If there's one thing I love about Billy Wilder, it's how he's so damn good at setting things up and paying them off. Sometimes it's small details like Baxter's cold. It comes out of his situation with the apartment - waiting outside for someone to leave. But then the cold escalates and initiates props like the nasal spray and kleenex tissues. It climaxes in the first Sheldrake scene where Bud gets the promotion for lending his key to the big boss.
He also sets up and pays off bigger things in terms of theme that doesn't necessarily materialize physically. For instance, in the theme of the mensch, established by Bud's next door neighbor. It's ultimately what Bud should aspire to be and yet it is what he can't be as long as he's lending out his apartment to his superiors.
Wilder and I.A.L. Diamond are masters of the story beat as well. There's never an empty moment or a meaningless moment. They're always pushing the story forward.
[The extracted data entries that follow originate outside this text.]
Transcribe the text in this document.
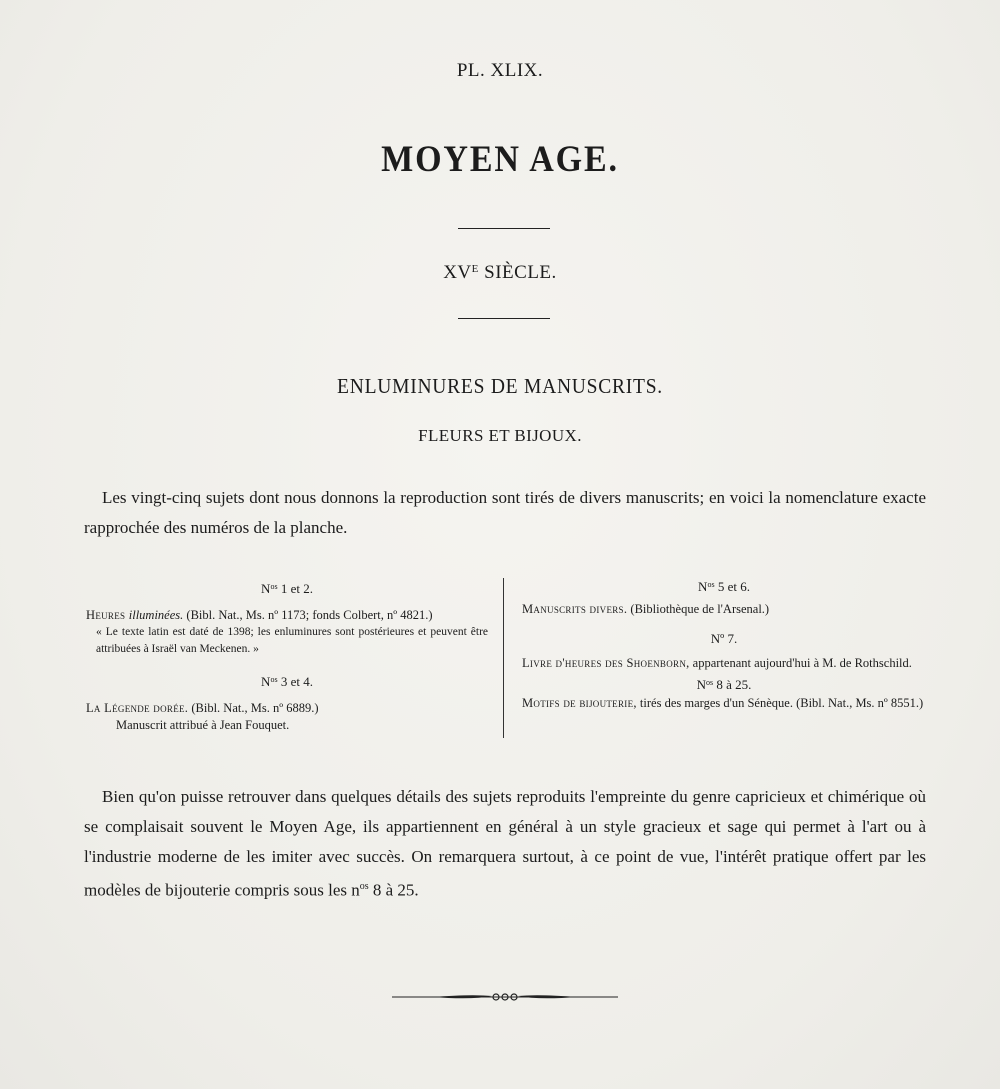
PL. XLIX.
MOYEN AGE.
$XV^E$ SIÈCLE.
ENLUMINURES DE MANUSCRITS.
FLEURS ET BIJOUX.
Les vingt-cinq sujets dont nous donnons la reproduction sont tirés de divers manuscrits; en voici la nomenclature exacte rapprochée des numéros de la planche.
$N^{os}$ 1 et 2.
Heures illuminées. (Bibl. Nat., Ms. nº 1173; fonds Colbert, nº 4821.)
« Le texte latin est daté de 1398; les enluminures sont postérieures et peuvent être attribuées à Israël van Meckenen. »
$N^{os}$ 3 et 4.
La Légende dorée. (Bibl. Nat., Ms. nº 6889.)
Manuscrit attribué à Jean Fouquet.
$N^{os}$ 5 et 6.
Manuscrits divers. (Bibliothèque de l'Arsenal.)
Nº 7.
Livre d'heures des Shoenborn, appartenant aujourd'hui à M. de Rothschild.
$N^{os}$ 8 à 25.
Motifs de bijouterie, tirés des marges d'un Sénèque. (Bibl. Nat., Ms. nº 8551.)
Bien qu'on puisse retrouver dans quelques détails des sujets reproduits l'empreinte du genre capricieux et chimérique où se complaisait souvent le Moyen Age, ils appartiennent en général à un style gracieux et sage qui permet à l'art ou à l'industrie moderne de les imiter avec succès. On remarquera surtout, à ce point de vue, l'intérêt pratique offert par les modèles de bijouterie compris sous les $n^{os}$ 8 à 25.
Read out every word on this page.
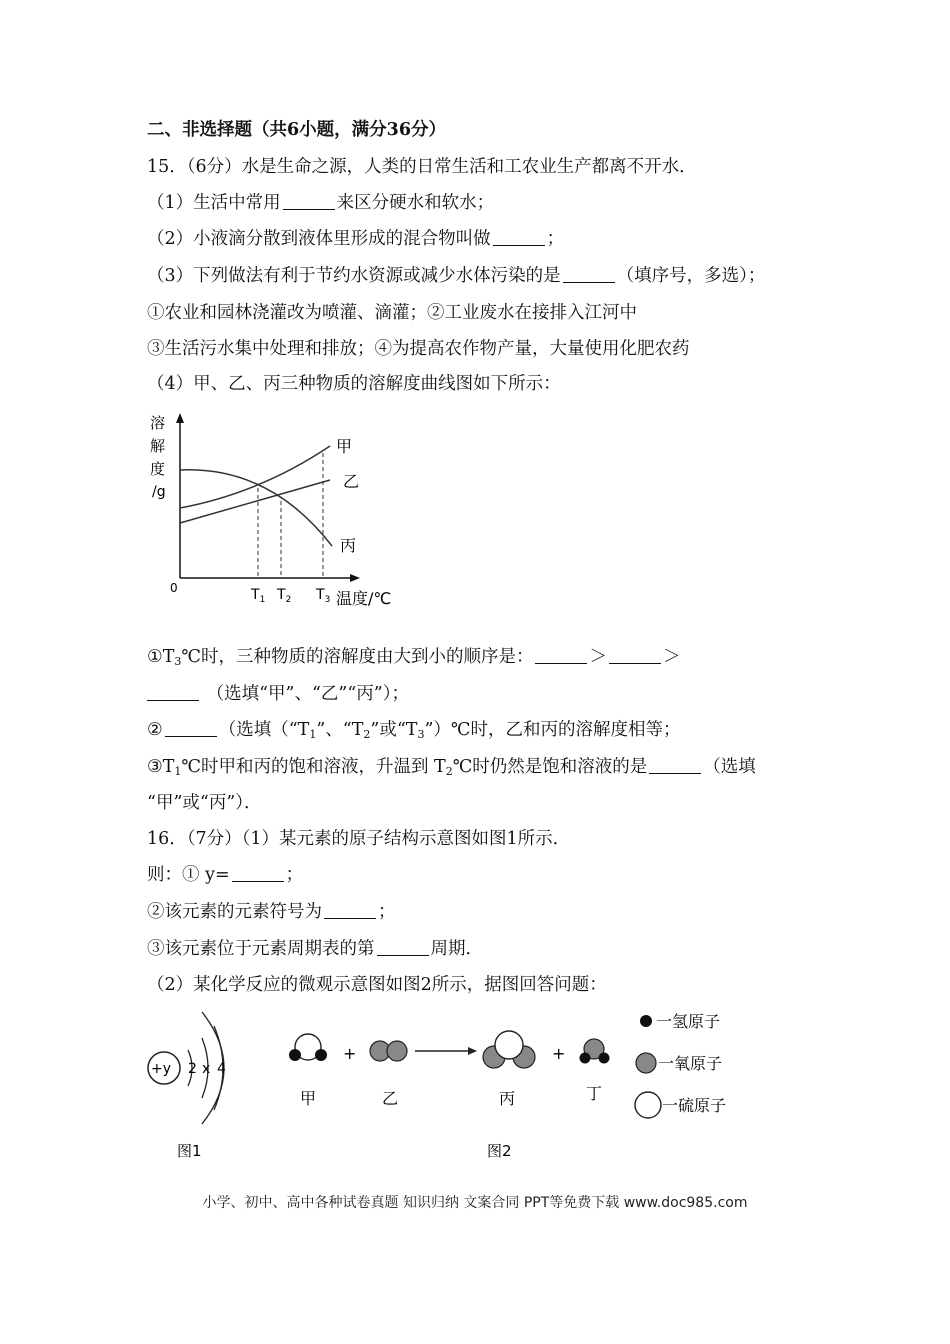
二、非选择题（共6小题，满分36分）
15．（6分）水是生命之源，人类的日常生活和工农业生产都离不开水．
（1）生活中常用	来区分硬水和软水；
（2）小液滴分散到液体里形成的混合物叫做	；
（3）下列做法有利于节约水资源或减少水体污染的是	（填序号，多选）；
①农业和园林浇灌改为喷灌、滴灌；②工业废水在接排入江河中
③生活污水集中处理和排放；④为提高农作物产量，大量使用化肥农药
（4）甲、乙、丙三种物质的溶解度曲线图如下所示：
溶
解
度
/g
0	$T_1$ $T_2$ $T_3$ 温度/℃
甲
乙
丙
$①T_3℃$时，三种物质的溶解度由大到小的顺序是：	＞	＞
（选填“甲”、“乙”“丙”）；
②	（选填（“$T_1$”、“$T_2$”或“$T_3”)℃$时，乙和丙的溶解度相等；
$③T_1℃$时甲和丙的饱和溶液，升温到 $T_2℃$时仍然是饱和溶液的是	（选填
“甲”或“丙”）．
16．（7分）（1）某元素的原子结构示意图如图1所示．
则：① y=	；
②该元素的元素符号为	；
③该元素位于元素周期表的第	周期．
（2）某化学反应的微观示意图如图2所示，据图回答问题：
+y 2 x 4
图1
甲
+
乙	丙
+
丁
一氢原子
一氧原子
一硫原子
图2
小学、初中、高中各种试卷真题 知识归纳 文案合同 PPT等免费下载 www.doc985.com
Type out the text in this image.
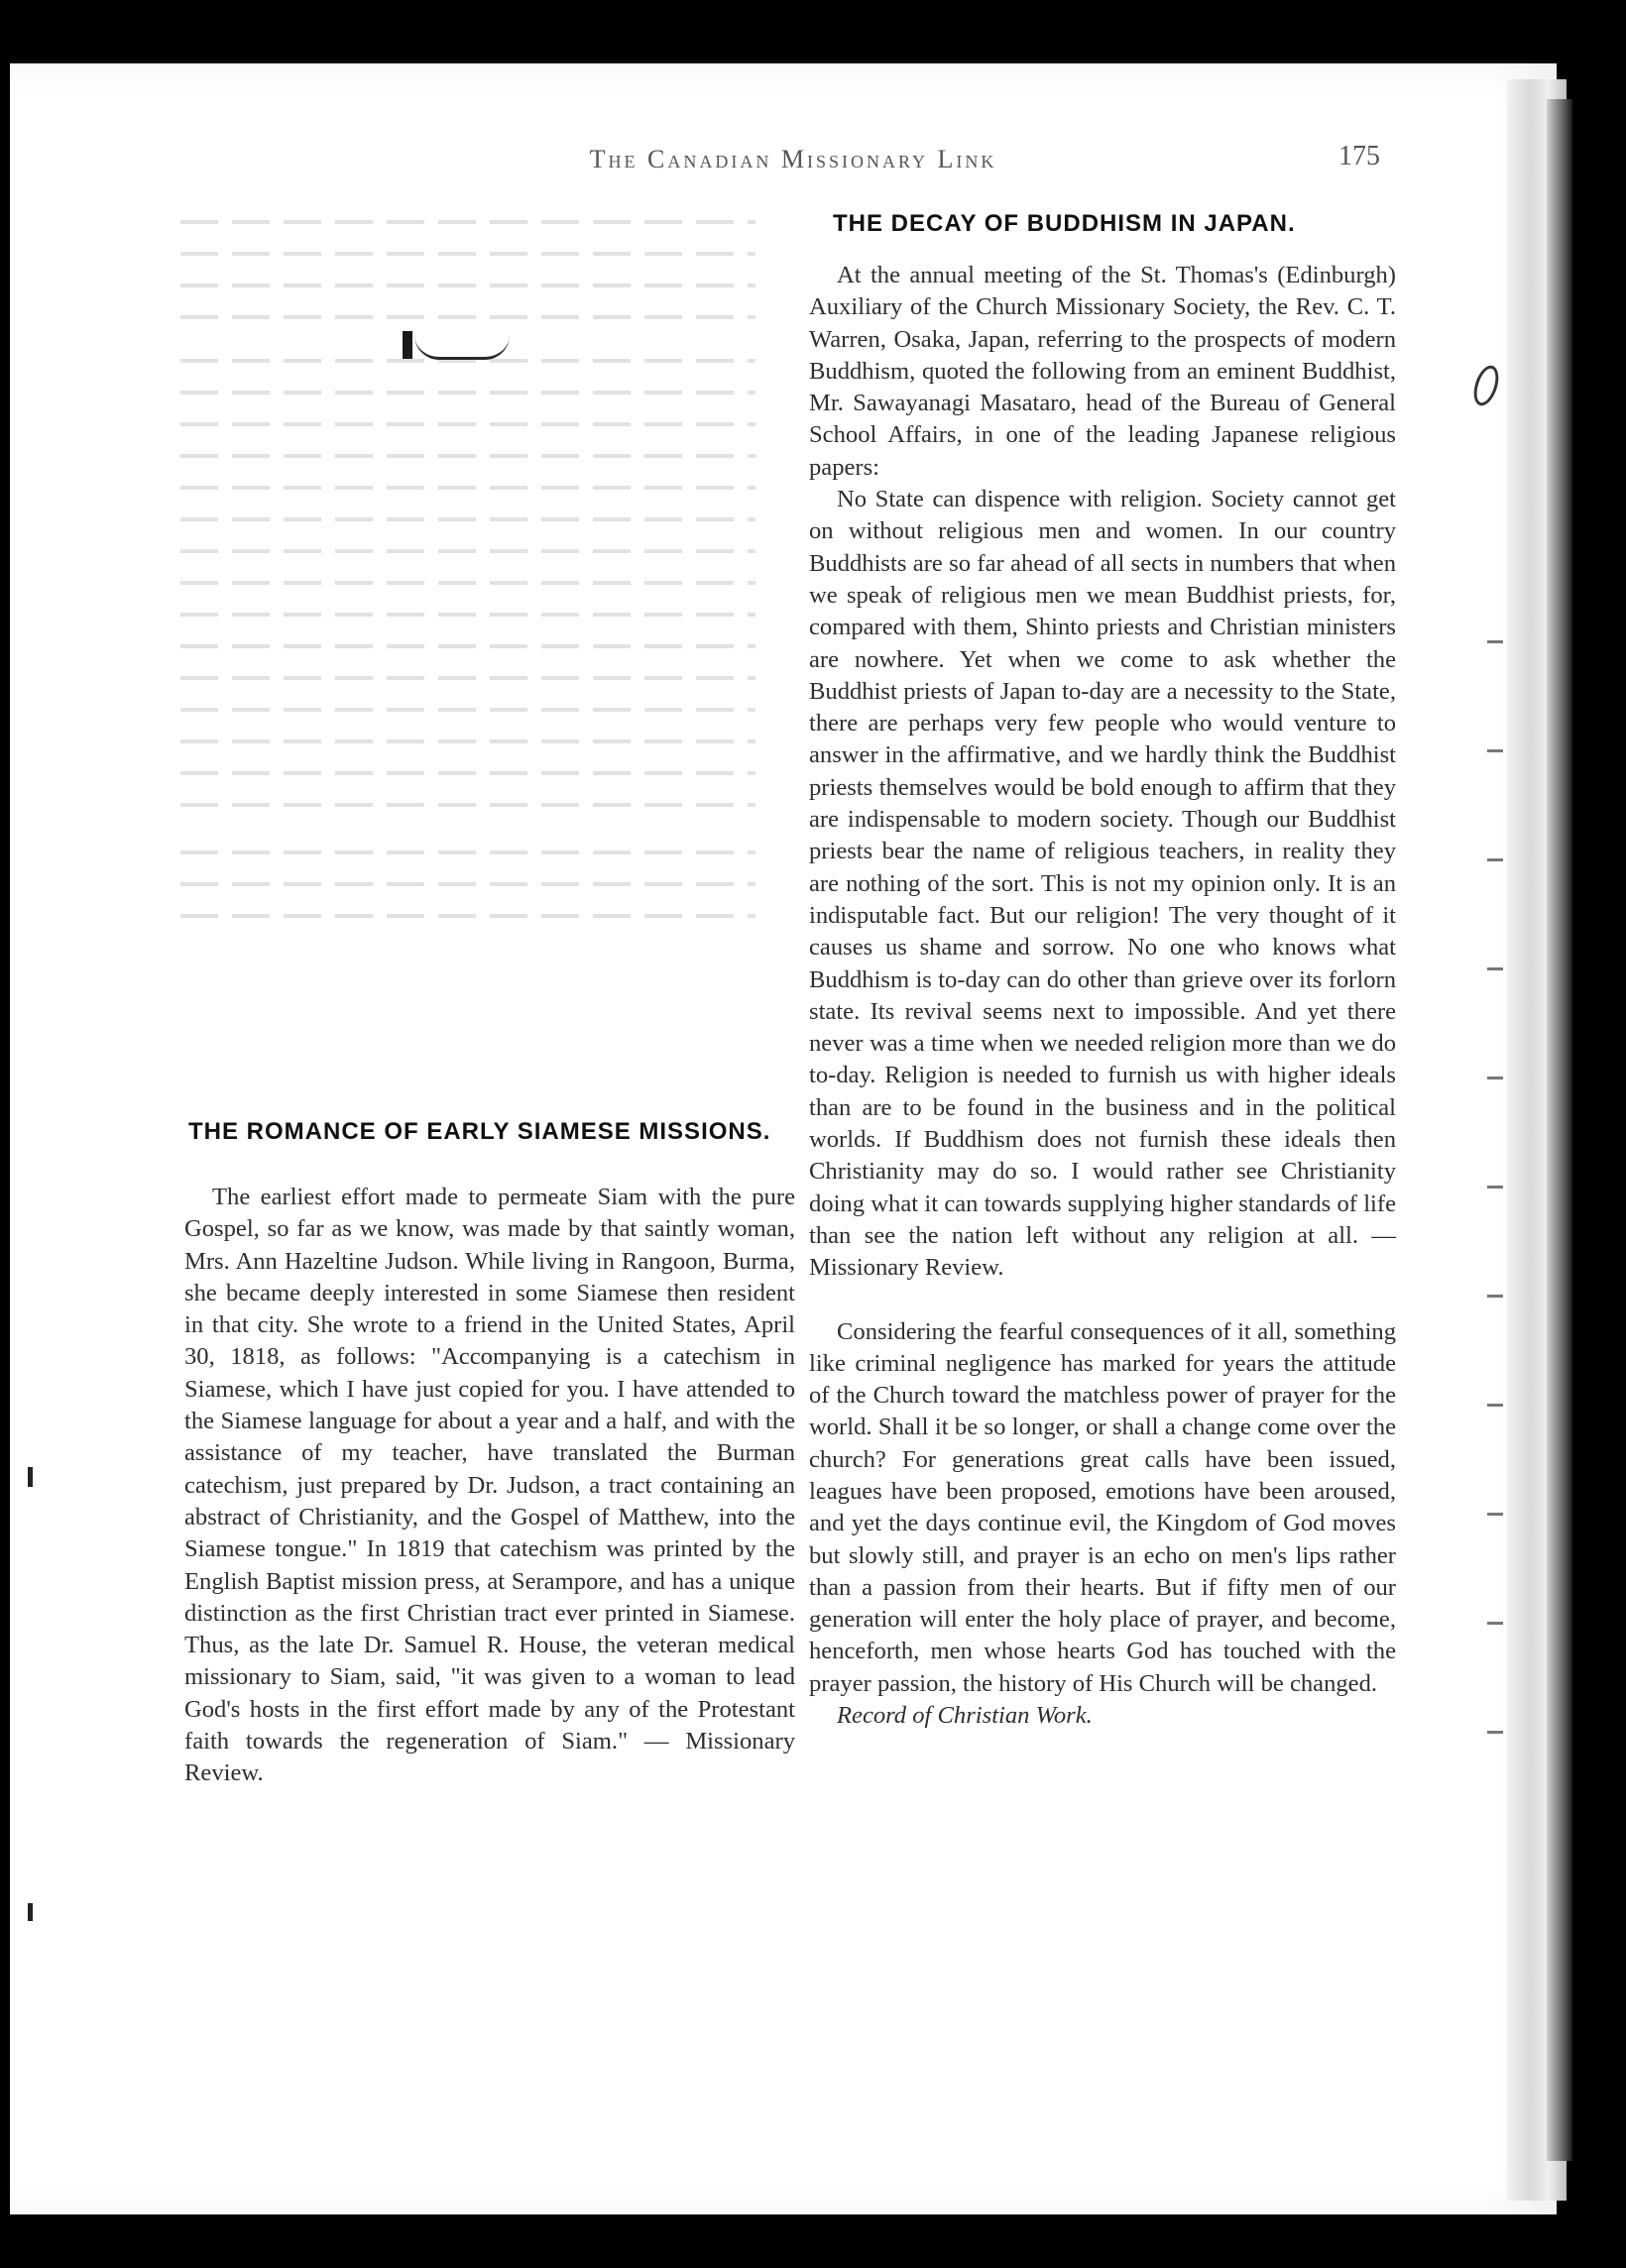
The Canadian Missionary Link	175
THE DECAY OF BUDDHISM IN JAPAN.

At the annual meeting of the St. Thomas's (Edinburgh) Auxiliary of the Church Missionary Society, the Rev. C. T. Warren, Osaka, Japan, referring to the prospects of modern Buddhism, quoted the following from an eminent Buddhist, Mr. Sawayanagi Masataro, head of the Bureau of General School Affairs, in one of the leading Japanese religious papers:

No State can dispence with religion. Society cannot get on without religious men and women. In our country Buddhists are so far ahead of all sects in numbers that when we speak of religious men we mean Buddhist priests, for, compared with them, Shinto priests and Christian ministers are nowhere. Yet when we come to ask whether the Buddhist priests of Japan to-day are a necessity to the State, there are perhaps very few people who would venture to answer in the affirmative, and we hardly think the Buddhist priests themselves would be bold enough to affirm that they are indispensable to modern society. Though our Buddhist priests bear the name of religious teachers, in reality they are nothing of the sort. This is not my opinion only. It is an indisputable fact. But our religion! The very thought of it causes us shame and sorrow. No one who knows what Buddhism is to-day can do other than grieve over its forlorn state. Its revival seems next to impossible. And yet there never was a time when we needed religion more than we do to-day. Religion is needed to furnish us with higher ideals than are to be found in the business and in the political worlds. If Buddhism does not furnish these ideals then Christianity may do so. I would rather see Christianity doing what it can towards supplying higher standards of life than see the nation left without any religion at all. — Missionary Review.

Considering the fearful consequences of it all, something like criminal negligence has marked for years the attitude of the Church toward the matchless power of prayer for the world. Shall it be so longer, or shall a change come over the church? For generations great calls have been issued, leagues have been proposed, emotions have been aroused, and yet the days continue evil, the Kingdom of God moves but slowly still, and prayer is an echo on men's lips rather than a passion from their hearts. But if fifty men of our generation will enter the holy place of prayer, and become, henceforth, men whose hearts God has touched with the prayer passion, the history of His Church will be changed.

Record of Christian Work.

THE ROMANCE OF EARLY SIAMESE MISSIONS.

The earliest effort made to permeate Siam with the pure Gospel, so far as we know, was made by that saintly woman, Mrs. Ann Hazeltine Judson. While living in Rangoon, Burma, she became deeply interested in some Siamese then resident in that city. She wrote to a friend in the United States, April 30, 1818, as follows: "Accompanying is a catechism in Siamese, which I have just copied for you. I have attended to the Siamese language for about a year and a half, and with the assistance of my teacher, have translated the Burman catechism, just prepared by Dr. Judson, a tract containing an abstract of Christianity, and the Gospel of Matthew, into the Siamese tongue." In 1819 that catechism was printed by the English Baptist mission press, at Serampore, and has a unique distinction as the first Christian tract ever printed in Siamese. Thus, as the late Dr. Samuel R. House, the veteran medical missionary to Siam, said, "it was given to a woman to lead God's hosts in the first effort made by any of the Protestant faith towards the regeneration of Siam." — Missionary Review.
Interestingly, The Apartment seems to be a mix of both pathos and comedy. I have a feeling it was Diamond who brought more of the comedy and Wilder who thought of the pathos. He was inspired by David Lean's "Brief Encounter," in which a man and woman have an affair at someone's apartment. Wilder was intrigued by the person who lent out the apartment and this formed the seed of the final film. Considering Diamond was the writing partner, he no doubt brought levity to the whole thing. I almost wonder if perhaps Wilder was more serious than one might expect (especially after seeing "Some Like It Hot") and it was his co-writers who either steered him closer to comedy (like Diamond) or toward drama (like Charles Brackett, with whom he wrote "Double Indemnity" and "Sunset Boulevard").
This was another of Wilder's scripts that wasn't complete before filming began. They would literally be writing as they went. I suppose seeing what they had helped show what they needed. I don't understand how this is even possible, but Wilder managed it for the majority of his movies. For this script, both of them won Oscars, so I guess it works.